Kalam Teleki was forced to live in a basement flat for almost 20 years before eventually leaving Romania in the early 1980s and working as a chemical engineer in Belgium. He returned to reclaim his home in 2011, but the castle had fallen into disrepair after decades of neglect. The task now is to renovate and as he puts it, to ‘find a purpose for having a castle in the 21st century’.

For an outsider, there seems to be an easy way to raise funds and capitalise on the reputation of Transylvania, even if the reality doesn’t match up to the stories. Irish writer Stoker never even visited the area, his famous novel instead being based on the stories surrounding Vlad the Impaler. Bran Castle, the place most tourists flock to in search of vampires and selfies, isn’t the only castle in the area that can lay claim to being the building featured in the book. The truth is that as with most origin myths, there is a little bit of everything and everywhere to Dracula.

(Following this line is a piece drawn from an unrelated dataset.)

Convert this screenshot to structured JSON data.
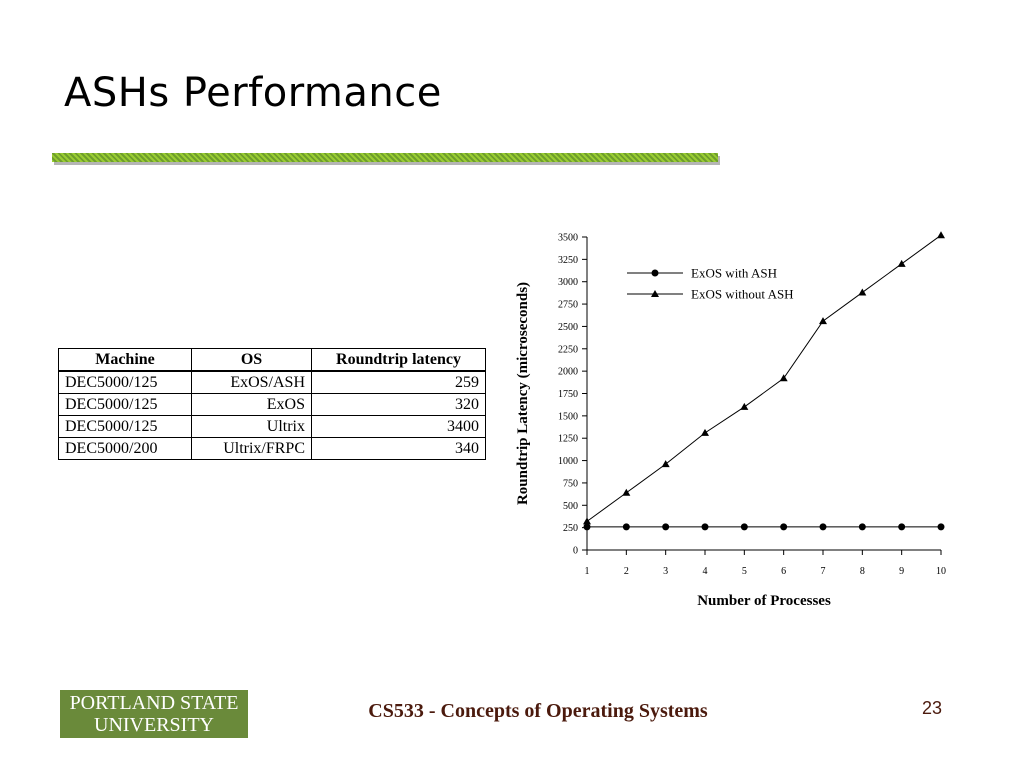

Teleki Castle during the Awake Festival

Transylvania is certainly worth visiting regardless of your views on the Stoker novels. On the drive from the airport, as the city lights quickly faded into the distance, the roads were shrouded by the darkness of the imposing trees around them. The moonlight was the only illumination, apart from the our own headlights and the rare appearance of oncoming cars heading in the opposite direction. The following night, as thunderstorms raged around us and a full moon lit up the festival, I understood even more how the spooky stories might have come about.

My conversation with Kalman Teleki is winding up and just as I’m about to leave I realise I haven’t asked him directly about Dracula yet. I reluctantly dive in as he sighs with a knowing look at what he is about to be asked. I feel as if I’m about to be told off.

‘Don’t say it,’ Teleki says, laughing at what is coming next. ‘Transylvania is not Dracula!’

The team behind the festival, including Kalman and his wife, are keen on continuing it, and tickets are already available for Awake 2018.